Spotify is releasing a voice assistant into its app and the result will be an example of voice and screens working together to make user journeys more streamlined.
Jane Manchun Wong, found this screenshot in the Spotify app that reads:
“Hey Spotify. If enabled, Spotify will listen for Hey Spotify when the app is open and on your screen.”
Spotify is working on “Hey Spotify” voice activation pic.twitter.com/PqZI01WZre
— Jane Manchun Wong (@wongmjane) March 4, 2020
This is where I see huge opportunities for almost every organisation that has any kind of internet or app presence: using voice to streamline customer journeys and make experiences frictionless.
When you’re playing a song in the Spotify app, to switch to a different playlist or a specific song requires quite a bit of clicking.
Your starting position is usually a screen showing the artist hero image and the play/pause button.
From here, you’d have to:
- minimise the currently playing track
- hit the search bar
- type a search (between 3 and, say, 15 taps, depending on who you’re searching for)
- browse the results (more swiping)
- tap a new playlist or track
That’s 5 screens and quite a lot of tapping and swiping.
The Spotify in-app voice assistant will eradicate all of that by letting you just say ‘Hey Spotify, play the Blackbyrds’.
Using voice to streamline a user journey
In this case, voice isn’t the whole deal like with Spotify on Alexa. Voice is simply filling a gap in order to streamline one part of a user journey. It’s just making one interaction simpler.

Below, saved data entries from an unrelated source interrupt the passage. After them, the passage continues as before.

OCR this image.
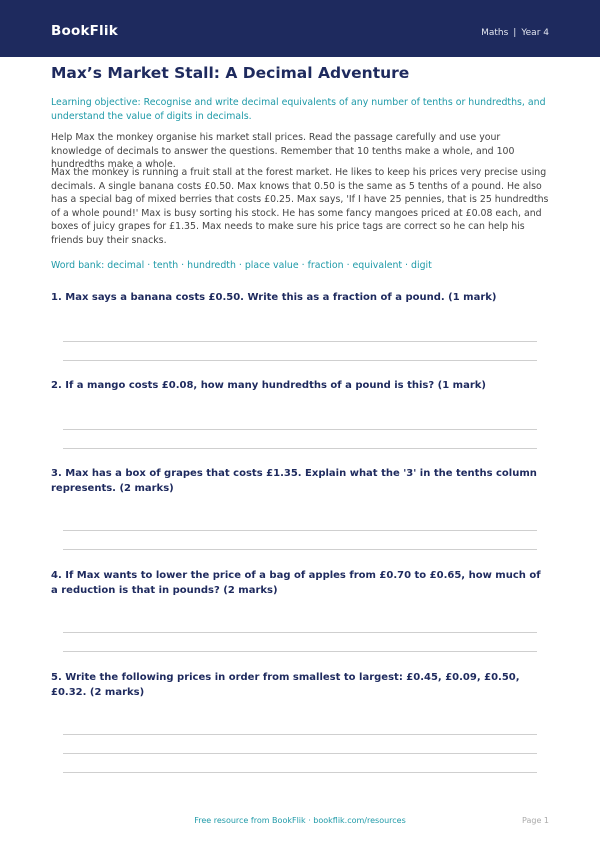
BookFlik	Maths | Year 4
Max’s Market Stall: A Decimal Adventure
Learning objective: Recognise and write decimal equivalents of any number of tenths or hundredths, and understand the value of digits in decimals.
Help Max the monkey organise his market stall prices. Read the passage carefully and use your knowledge of decimals to answer the questions. Remember that 10 tenths make a whole, and 100 hundredths make a whole.
Max the monkey is running a fruit stall at the forest market. He likes to keep his prices very precise using decimals. A single banana costs £0.50. Max knows that 0.50 is the same as 5 tenths of a pound. He also has a special bag of mixed berries that costs £0.25. Max says, 'If I have 25 pennies, that is 25 hundredths of a whole pound!' Max is busy sorting his stock. He has some fancy mangoes priced at £0.08 each, and boxes of juicy grapes for £1.35. Max needs to make sure his price tags are correct so he can help his friends buy their snacks.
Word bank: decimal · tenth · hundredth · place value · fraction · equivalent · digit
1. Max says a banana costs £0.50. Write this as a fraction of a pound. (1 mark)
2. If a mango costs £0.08, how many hundredths of a pound is this? (1 mark)
3. Max has a box of grapes that costs £1.35. Explain what the '3' in the tenths column represents. (2 marks)
4. If Max wants to lower the price of a bag of apples from £0.70 to £0.65, how much of a reduction is that in pounds? (2 marks)
5. Write the following prices in order from smallest to largest: £0.45, £0.09, £0.50, £0.32. (2 marks)
Free resource from BookFlik · bookflik.com/resources	Page 1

It’s the same application of voice that we see in TVs, on set top boxes like SkyQ, TiVo or Comcast.
Rather than using the remote to tap your way through the apps or randomly browse through a list hoping to find something interesting, you can say “Find me a funny film” and you’re half way there.
The user need is the same, the journey is also the same, but a chunk of it has been removed thanks to a VUI.
Following the footsteps of mobile
Although I don’t like to compare voice to mobile, there is a parallel here.
When mobile was in its infancy, before it was the main device for accessing the internet, before we built our internal triggers that now have us literally addicted to our devices, before we picked it up 100 times a day, right when that behaviour was being born, we were talking about ‘micro moments’.
People used to use their phone, not constantly throughout the entire day, but sparingly in certain moments: waiting for the train, sitting on a bus, maybe on the toilet, before a meeting.
And we wouldn’t spend 20 minutes at a time on it like we do now, we’d spend 2 or 3.
At that time, brands were clambering to make connections with users during those micro-moments.
Our usage of voice interfaces seem to be travelling the same way as our usage of mobile did, starting with micro moments. Little times throughout the day where a voice interaction makes sense makes a journey more efficient. Not to replace mobile, but to enhance it.
This is something to consider for brands and organisations, when thinking about your customer experience and your customer journey across your touch points, can voice play just a small role in helping the whole overall journey be simpler by filling in those little micro moments?